CKRD-FM
- Red Deer, Alberta; Canada;
- Broadcast area: Red Deer County
- Frequency: 90.5 MHz
- Branding: Shine 90.5 FM

Programming
- Format: Christian

Ownership
- Owner: Touch Canada Broadcasting Limited Partnership

History
- First air date: April 1, 2011
- Call sign meaning: Christ Knows Red Deer

Technical information
- Class: C1
- ERP: 18.4 kilowatts average 38 kilowatts peak
- HAAT: 246.1 metres (807 ft)
- Transmitter coordinates: 52°16′35″N 113°41′28″W﻿ / ﻿52.2764°N 113.691°W

Links
- Website: www.shinefm.com

= CKRD-FM =

Christian radio station in Red Deer, Alberta

CKRD-FM is a radio station that broadcasts a Christian format on the frequency 90.5 FM in Red Deer, Alberta, Canada.
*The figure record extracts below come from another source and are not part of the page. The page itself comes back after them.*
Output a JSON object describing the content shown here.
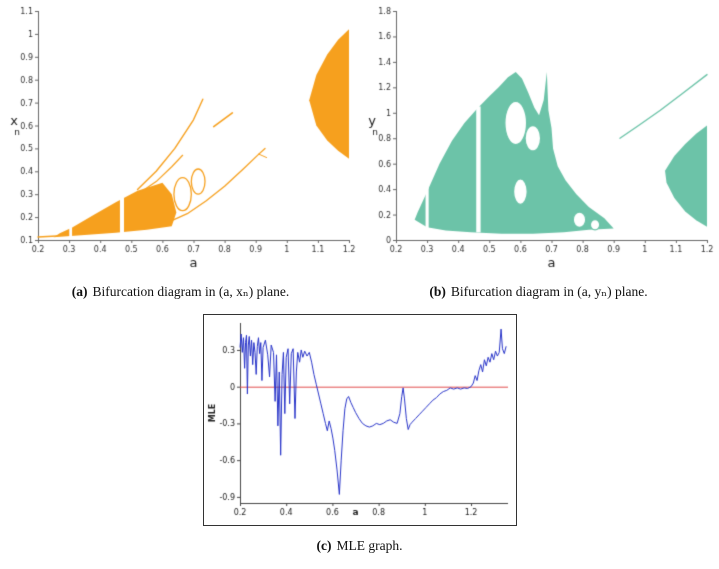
{
  "captions": {
    "a": {
      "label": "(a)",
      "text": "Bifurcation diagram in (a, xₙ) plane."
    },
    "b": {
      "label": "(b)",
      "text": "Bifurcation diagram in (a, yₙ) plane."
    },
    "c": {
      "label": "(c)",
      "text": "MLE graph."
    }
  },
  "chart_data": [
    {
      "id": "bif-a",
      "type": "scatter",
      "subtype": "bifurcation-diagram",
      "title": "Bifurcation diagram in (a, xₙ) plane",
      "xlabel": "a",
      "ylabel": "xₙ",
      "ylabel_main": "x",
      "ylabel_sub": "n",
      "xlim": [
        0.2,
        1.2
      ],
      "ylim": [
        0.1,
        1.1
      ],
      "xticks": [
        0.2,
        0.3,
        0.4,
        0.5,
        0.6,
        0.7,
        0.8,
        0.9,
        1,
        1.1,
        1.2
      ],
      "yticks": [
        0.1,
        0.2,
        0.3,
        0.4,
        0.5,
        0.6,
        0.7,
        0.8,
        0.9,
        1,
        1.1
      ],
      "color": "#F6A01E",
      "regions": [
        {
          "name": "chaotic-fan",
          "pts": [
            [
              0.25,
              0.112
            ],
            [
              0.35,
              0.122
            ],
            [
              0.45,
              0.132
            ],
            [
              0.55,
              0.145
            ],
            [
              0.63,
              0.16
            ],
            [
              0.645,
              0.22
            ],
            [
              0.63,
              0.3
            ],
            [
              0.6,
              0.35
            ],
            [
              0.52,
              0.315
            ],
            [
              0.45,
              0.265
            ],
            [
              0.38,
              0.21
            ],
            [
              0.31,
              0.155
            ],
            [
              0.27,
              0.13
            ]
          ]
        },
        {
          "name": "right-chaotic-blob",
          "pts": [
            [
              1.072,
              0.71
            ],
            [
              1.095,
              0.82
            ],
            [
              1.13,
              0.91
            ],
            [
              1.165,
              0.975
            ],
            [
              1.2,
              1.02
            ],
            [
              1.2,
              0.455
            ],
            [
              1.165,
              0.49
            ],
            [
              1.13,
              0.535
            ],
            [
              1.095,
              0.6
            ]
          ]
        }
      ],
      "curves": [
        {
          "name": "fixed-point-branch",
          "w": 1.5,
          "pts": [
            [
              0.2,
              0.113
            ],
            [
              0.26,
              0.118
            ]
          ]
        },
        {
          "name": "upper-branch",
          "w": 1.4,
          "pts": [
            [
              0.52,
              0.32
            ],
            [
              0.58,
              0.4
            ],
            [
              0.64,
              0.5
            ],
            [
              0.7,
              0.625
            ],
            [
              0.73,
              0.715
            ]
          ]
        },
        {
          "name": "upper-branch-2",
          "w": 1.2,
          "pts": [
            [
              0.52,
              0.3
            ],
            [
              0.58,
              0.355
            ],
            [
              0.63,
              0.42
            ],
            [
              0.665,
              0.47
            ]
          ]
        },
        {
          "name": "lower-branch",
          "w": 1.3,
          "pts": [
            [
              0.63,
              0.185
            ],
            [
              0.68,
              0.215
            ],
            [
              0.74,
              0.27
            ],
            [
              0.8,
              0.335
            ],
            [
              0.86,
              0.41
            ],
            [
              0.91,
              0.475
            ],
            [
              0.93,
              0.5
            ]
          ]
        },
        {
          "name": "lower-branch-fork",
          "w": 1.0,
          "pts": [
            [
              0.91,
              0.475
            ],
            [
              0.935,
              0.46
            ]
          ]
        },
        {
          "name": "isolated-segment",
          "w": 1.6,
          "pts": [
            [
              0.765,
              0.595
            ],
            [
              0.825,
              0.655
            ]
          ]
        }
      ],
      "rings": [
        {
          "cx": 0.665,
          "cy": 0.3,
          "rx": 0.028,
          "ry": 0.072
        },
        {
          "cx": 0.715,
          "cy": 0.355,
          "rx": 0.022,
          "ry": 0.055
        }
      ],
      "gaps": [
        {
          "x": 0.305,
          "w": 0.009,
          "y0": 0.112,
          "y1": 0.195
        },
        {
          "x": 0.47,
          "w": 0.013,
          "y0": 0.128,
          "y1": 0.3
        }
      ]
    },
    {
      "id": "bif-b",
      "type": "scatter",
      "subtype": "bifurcation-diagram",
      "title": "Bifurcation diagram in (a, yₙ) plane",
      "xlabel": "a",
      "ylabel": "yₙ",
      "ylabel_main": "y",
      "ylabel_sub": "n",
      "xlim": [
        0.2,
        1.2
      ],
      "ylim": [
        0,
        1.8
      ],
      "xticks": [
        0.2,
        0.3,
        0.4,
        0.5,
        0.6,
        0.7,
        0.8,
        0.9,
        1,
        1.1,
        1.2
      ],
      "yticks": [
        0,
        0.2,
        0.4,
        0.6,
        0.8,
        1,
        1.2,
        1.4,
        1.6,
        1.8
      ],
      "color": "#6CC3A8",
      "regions": [
        {
          "name": "main-chaotic-region",
          "pts": [
            [
              0.26,
              0.16
            ],
            [
              0.3,
              0.1
            ],
            [
              0.36,
              0.075
            ],
            [
              0.44,
              0.06
            ],
            [
              0.54,
              0.05
            ],
            [
              0.64,
              0.05
            ],
            [
              0.74,
              0.06
            ],
            [
              0.82,
              0.08
            ],
            [
              0.9,
              0.09
            ],
            [
              0.87,
              0.17
            ],
            [
              0.82,
              0.26
            ],
            [
              0.78,
              0.36
            ],
            [
              0.745,
              0.47
            ],
            [
              0.72,
              0.58
            ],
            [
              0.705,
              0.72
            ],
            [
              0.7,
              0.88
            ],
            [
              0.69,
              1.02
            ],
            [
              0.685,
              1.32
            ],
            [
              0.675,
              1.1
            ],
            [
              0.66,
              0.98
            ],
            [
              0.645,
              1.04
            ],
            [
              0.625,
              1.16
            ],
            [
              0.605,
              1.27
            ],
            [
              0.585,
              1.32
            ],
            [
              0.56,
              1.28
            ],
            [
              0.53,
              1.2
            ],
            [
              0.5,
              1.13
            ],
            [
              0.46,
              1.03
            ],
            [
              0.42,
              0.92
            ],
            [
              0.38,
              0.78
            ],
            [
              0.34,
              0.6
            ],
            [
              0.3,
              0.38
            ],
            [
              0.27,
              0.22
            ]
          ]
        },
        {
          "name": "right-chaotic-blob",
          "pts": [
            [
              1.065,
              0.545
            ],
            [
              1.095,
              0.66
            ],
            [
              1.13,
              0.755
            ],
            [
              1.165,
              0.835
            ],
            [
              1.2,
              0.9
            ],
            [
              1.2,
              0.105
            ],
            [
              1.165,
              0.155
            ],
            [
              1.13,
              0.225
            ],
            [
              1.095,
              0.33
            ],
            [
              1.07,
              0.45
            ]
          ]
        }
      ],
      "curves": [
        {
          "name": "periodic-branch-right",
          "w": 1.4,
          "pts": [
            [
              0.92,
              0.8
            ],
            [
              0.98,
              0.9
            ],
            [
              1.05,
              1.02
            ],
            [
              1.12,
              1.15
            ],
            [
              1.2,
              1.3
            ]
          ]
        }
      ],
      "rings": [
        {
          "cx": 0.585,
          "cy": 0.92,
          "rx": 0.035,
          "ry": 0.17
        },
        {
          "cx": 0.64,
          "cy": 0.8,
          "rx": 0.025,
          "ry": 0.1
        },
        {
          "cx": 0.6,
          "cy": 0.38,
          "rx": 0.022,
          "ry": 0.1
        },
        {
          "cx": 0.79,
          "cy": 0.16,
          "rx": 0.02,
          "ry": 0.06
        },
        {
          "cx": 0.84,
          "cy": 0.12,
          "rx": 0.015,
          "ry": 0.04
        }
      ],
      "gaps": [
        {
          "x": 0.3,
          "w": 0.01,
          "y0": 0.08,
          "y1": 0.42
        },
        {
          "x": 0.465,
          "w": 0.014,
          "y0": 0.06,
          "y1": 1.05
        }
      ]
    },
    {
      "id": "mle",
      "type": "line",
      "title": "MLE graph",
      "xlabel": "a",
      "ylabel": "MLE",
      "xlim": [
        0.2,
        1.36
      ],
      "ylim": [
        -0.95,
        0.52
      ],
      "xticks": [
        0.2,
        0.4,
        0.6,
        0.8,
        1,
        1.2
      ],
      "yticks": [
        0.3,
        0,
        -0.3,
        -0.6,
        -0.9
      ],
      "line_color": "#2733C8",
      "zero_line": {
        "y": 0,
        "color": "#E14B4B"
      },
      "series": [
        {
          "name": "MLE",
          "points": [
            [
              0.2,
              0.32
            ],
            [
              0.205,
              0.43
            ],
            [
              0.21,
              0.28
            ],
            [
              0.215,
              0.4
            ],
            [
              0.22,
              0.15
            ],
            [
              0.224,
              0.36
            ],
            [
              0.228,
              0.42
            ],
            [
              0.232,
              -0.06
            ],
            [
              0.236,
              0.34
            ],
            [
              0.24,
              0.41
            ],
            [
              0.245,
              0.25
            ],
            [
              0.25,
              0.38
            ],
            [
              0.255,
              0.18
            ],
            [
              0.26,
              0.36
            ],
            [
              0.265,
              0.28
            ],
            [
              0.27,
              0.1
            ],
            [
              0.275,
              0.33
            ],
            [
              0.28,
              0.4
            ],
            [
              0.285,
              0.27
            ],
            [
              0.29,
              0.36
            ],
            [
              0.295,
              0.05
            ],
            [
              0.3,
              0.32
            ],
            [
              0.31,
              0.38
            ],
            [
              0.32,
              0.26
            ],
            [
              0.328,
              0.08
            ],
            [
              0.335,
              0.34
            ],
            [
              0.345,
              0.28
            ],
            [
              0.352,
              -0.12
            ],
            [
              0.358,
              0.26
            ],
            [
              0.364,
              -0.32
            ],
            [
              0.37,
              0.12
            ],
            [
              0.376,
              -0.56
            ],
            [
              0.382,
              0.1
            ],
            [
              0.388,
              0.28
            ],
            [
              0.394,
              -0.22
            ],
            [
              0.4,
              0.24
            ],
            [
              0.408,
              0.31
            ],
            [
              0.415,
              -0.14
            ],
            [
              0.422,
              0.27
            ],
            [
              0.43,
              0.31
            ],
            [
              0.438,
              -0.26
            ],
            [
              0.444,
              0.12
            ],
            [
              0.45,
              0.28
            ],
            [
              0.458,
              0.2
            ],
            [
              0.465,
              0.3
            ],
            [
              0.472,
              0.24
            ],
            [
              0.48,
              0.29
            ],
            [
              0.49,
              0.25
            ],
            [
              0.5,
              0.28
            ],
            [
              0.51,
              0.2
            ],
            [
              0.52,
              0.1
            ],
            [
              0.53,
              0.02
            ],
            [
              0.54,
              -0.06
            ],
            [
              0.55,
              -0.14
            ],
            [
              0.56,
              -0.22
            ],
            [
              0.57,
              -0.3
            ],
            [
              0.578,
              -0.36
            ],
            [
              0.586,
              -0.28
            ],
            [
              0.594,
              -0.34
            ],
            [
              0.602,
              -0.42
            ],
            [
              0.61,
              -0.52
            ],
            [
              0.62,
              -0.68
            ],
            [
              0.63,
              -0.88
            ],
            [
              0.638,
              -0.6
            ],
            [
              0.646,
              -0.36
            ],
            [
              0.654,
              -0.18
            ],
            [
              0.662,
              -0.1
            ],
            [
              0.67,
              -0.08
            ],
            [
              0.68,
              -0.13
            ],
            [
              0.69,
              -0.17
            ],
            [
              0.7,
              -0.21
            ],
            [
              0.715,
              -0.26
            ],
            [
              0.73,
              -0.3
            ],
            [
              0.745,
              -0.32
            ],
            [
              0.76,
              -0.33
            ],
            [
              0.775,
              -0.32
            ],
            [
              0.79,
              -0.3
            ],
            [
              0.805,
              -0.31
            ],
            [
              0.82,
              -0.3
            ],
            [
              0.835,
              -0.28
            ],
            [
              0.85,
              -0.27
            ],
            [
              0.865,
              -0.29
            ],
            [
              0.88,
              -0.3
            ],
            [
              0.892,
              -0.22
            ],
            [
              0.9,
              -0.08
            ],
            [
              0.906,
              -0.01
            ],
            [
              0.912,
              -0.1
            ],
            [
              0.92,
              -0.26
            ],
            [
              0.928,
              -0.35
            ],
            [
              0.936,
              -0.31
            ],
            [
              0.945,
              -0.29
            ],
            [
              0.96,
              -0.26
            ],
            [
              0.975,
              -0.23
            ],
            [
              0.99,
              -0.2
            ],
            [
              1.005,
              -0.17
            ],
            [
              1.02,
              -0.14
            ],
            [
              1.035,
              -0.11
            ],
            [
              1.05,
              -0.09
            ],
            [
              1.065,
              -0.06
            ],
            [
              1.08,
              -0.04
            ],
            [
              1.095,
              -0.03
            ],
            [
              1.11,
              -0.01
            ],
            [
              1.125,
              -0.02
            ],
            [
              1.14,
              -0.01
            ],
            [
              1.155,
              -0.02
            ],
            [
              1.17,
              -0.01
            ],
            [
              1.185,
              -0.015
            ],
            [
              1.2,
              0.0
            ],
            [
              1.21,
              0.03
            ],
            [
              1.218,
              0.09
            ],
            [
              1.226,
              0.05
            ],
            [
              1.234,
              0.13
            ],
            [
              1.242,
              0.18
            ],
            [
              1.25,
              0.12
            ],
            [
              1.258,
              0.22
            ],
            [
              1.266,
              0.17
            ],
            [
              1.274,
              0.24
            ],
            [
              1.282,
              0.2
            ],
            [
              1.29,
              0.27
            ],
            [
              1.298,
              0.22
            ],
            [
              1.306,
              0.29
            ],
            [
              1.314,
              0.25
            ],
            [
              1.322,
              0.28
            ],
            [
              1.33,
              0.47
            ],
            [
              1.336,
              0.31
            ],
            [
              1.344,
              0.27
            ],
            [
              1.352,
              0.33
            ]
          ]
        }
      ]
    }
  ]
}
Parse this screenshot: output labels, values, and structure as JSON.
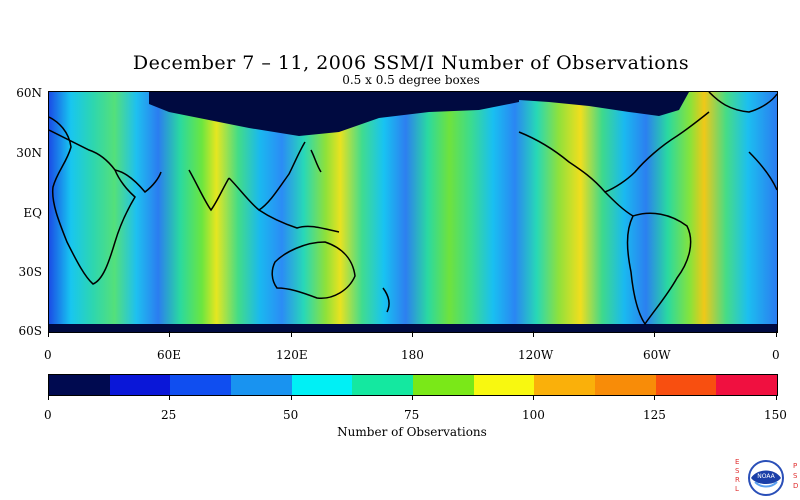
{
  "title": "December 7 – 11, 2006 SSM/I Number of Observations",
  "subtitle": "0.5 x 0.5 degree boxes",
  "lat_labels": [
    "60N",
    "30N",
    "EQ",
    "30S",
    "60S"
  ],
  "lon_labels": [
    "0",
    "60E",
    "120E",
    "180",
    "120W",
    "60W",
    "0"
  ],
  "colorbar": {
    "colors": [
      "#000a50",
      "#0a17d8",
      "#104ef0",
      "#1993f0",
      "#00f0f5",
      "#14e8a0",
      "#7ae818",
      "#f8f810",
      "#fab00a",
      "#f88c08",
      "#f84f10",
      "#f01040"
    ],
    "tick_labels": [
      "0",
      "25",
      "50",
      "75",
      "100",
      "125",
      "150"
    ],
    "title": "Number of Observations"
  },
  "logo": {
    "left_letters": [
      "E",
      "S",
      "R",
      "L"
    ],
    "right_letters": [
      "P",
      "S",
      "D"
    ],
    "center": "NOAA"
  }
}
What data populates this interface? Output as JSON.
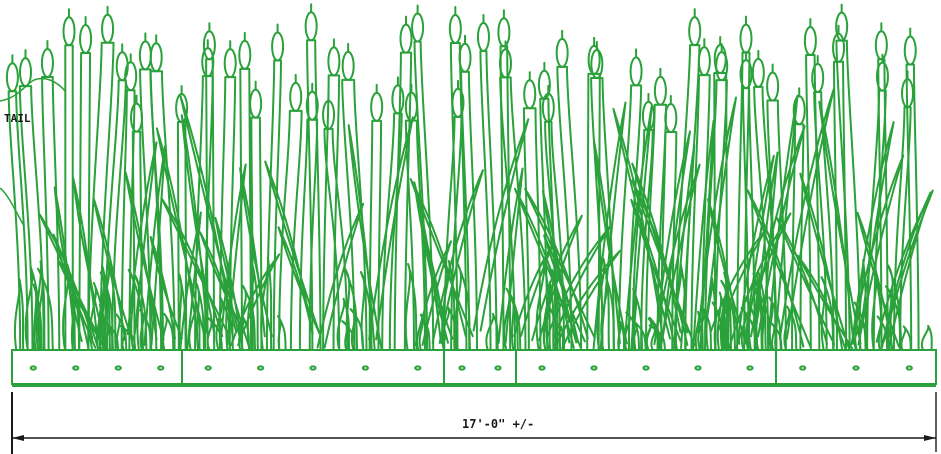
{
  "drawing": {
    "callout_label": "TAIL",
    "dimension_label": "17'-0\" +/-",
    "colors": {
      "stroke": "#2aa13a",
      "line": "#1a1a1a",
      "background": "#ffffff"
    }
  }
}
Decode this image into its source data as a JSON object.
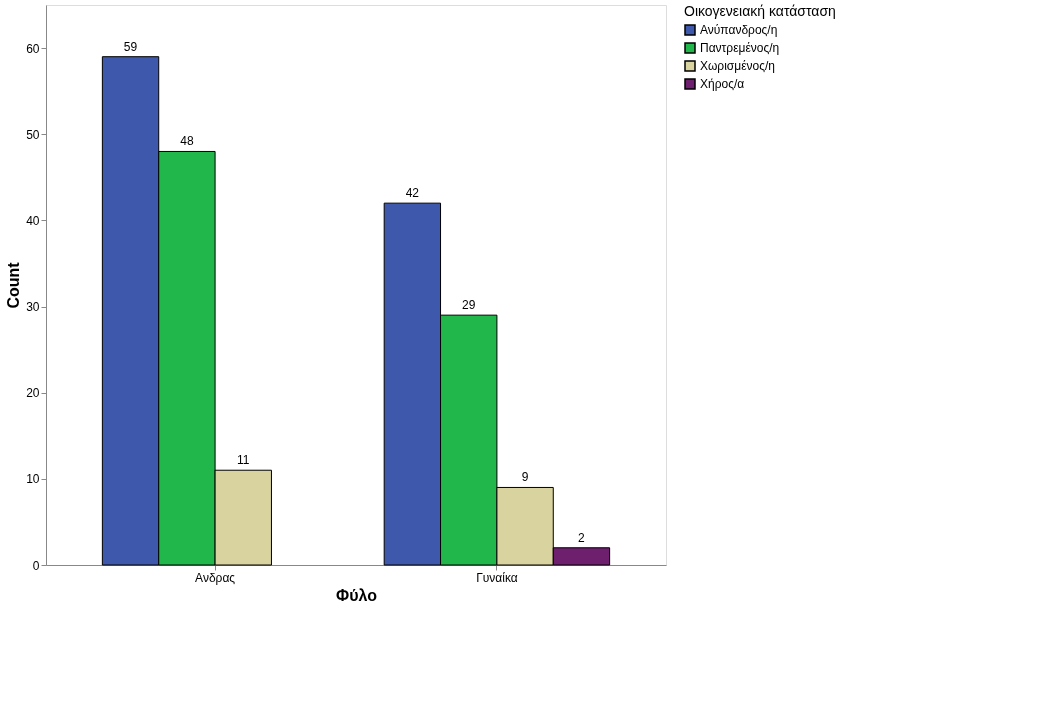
{
  "chart_data": {
    "type": "bar",
    "xlabel": "Φύλο",
    "ylabel": "Count",
    "legend_title": "Οικογενειακή κατάσταση",
    "categories": [
      "Ανδρας",
      "Γυναίκα"
    ],
    "series": [
      {
        "name": "Ανύπανδρος/η",
        "color": "#3e58ac",
        "values": [
          59,
          42
        ]
      },
      {
        "name": "Παντρεμένος/η",
        "color": "#21b74a",
        "values": [
          48,
          29
        ]
      },
      {
        "name": "Χωρισμένος/η",
        "color": "#d9d3a0",
        "values": [
          11,
          9
        ]
      },
      {
        "name": "Χήρος/α",
        "color": "#6e1f6e",
        "values": [
          null,
          2
        ]
      }
    ],
    "ylim": [
      0,
      65
    ],
    "yticks": [
      0,
      10,
      20,
      30,
      40,
      50,
      60
    ],
    "grid": false,
    "legend": "top right",
    "data_labels": true
  }
}
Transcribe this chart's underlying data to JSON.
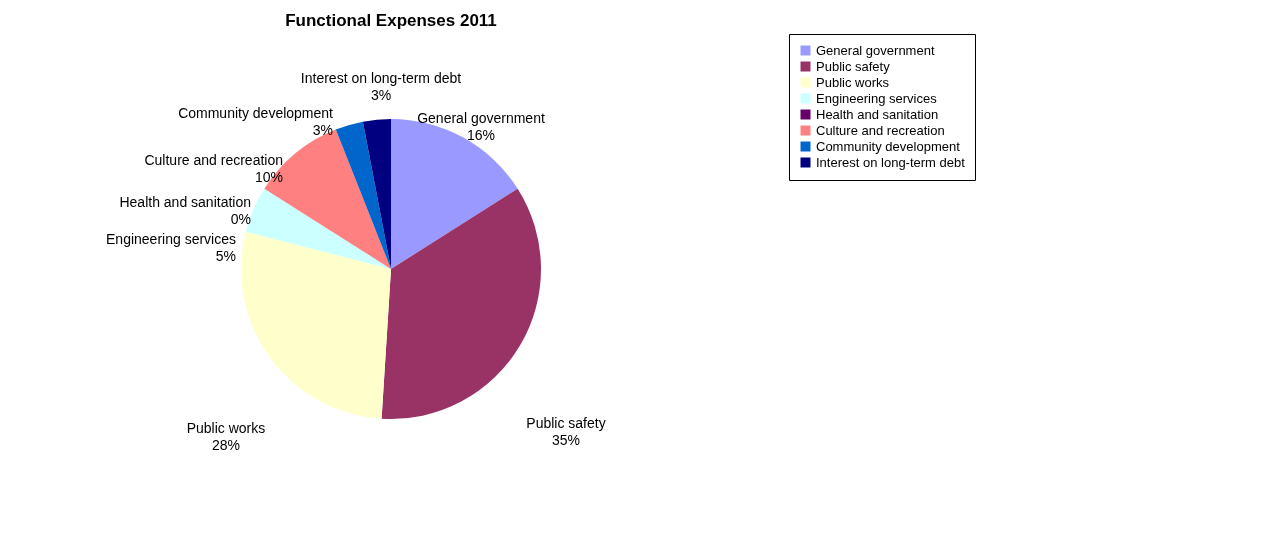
{
  "chart_data": {
    "type": "pie",
    "title": "Functional Expenses 2011",
    "categories": [
      "General government",
      "Public safety",
      "Public works",
      "Engineering services",
      "Health and sanitation",
      "Culture and recreation",
      "Community development",
      "Interest on long-term debt"
    ],
    "values": [
      16,
      35,
      28,
      5,
      0,
      10,
      3,
      3
    ],
    "value_labels": [
      "16%",
      "35%",
      "28%",
      "5%",
      "0%",
      "10%",
      "3%",
      "3%"
    ],
    "colors": [
      "#9999ff",
      "#993366",
      "#ffffcc",
      "#ccffff",
      "#660066",
      "#ff8080",
      "#0066cc",
      "#000080"
    ],
    "legend": "right"
  }
}
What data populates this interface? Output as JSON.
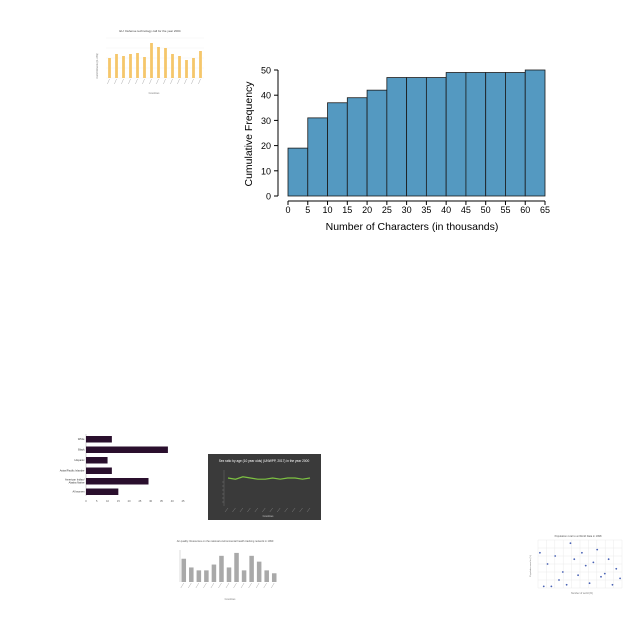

Owned by Touch Canada Broadcasting (2006) Inc. (the general partner) and 1188011 Alberta Ltd. and Touch Canada Broadcasting Inc. (the limited partners), carrying on business as Touch Canada Broadcasting Limited Partnership, the station received Canadian Radio-television and Telecommunications Commission on December 8, 2009.

The station uses the call letters previously used by the now CIZZ-FM from 1965 to 1987. What is now CHUB-FM was CKRD-AM from 1949 to 2000. The call sign was also originally used by the now-defunct television station CHCA-TV from 1965 to 2005.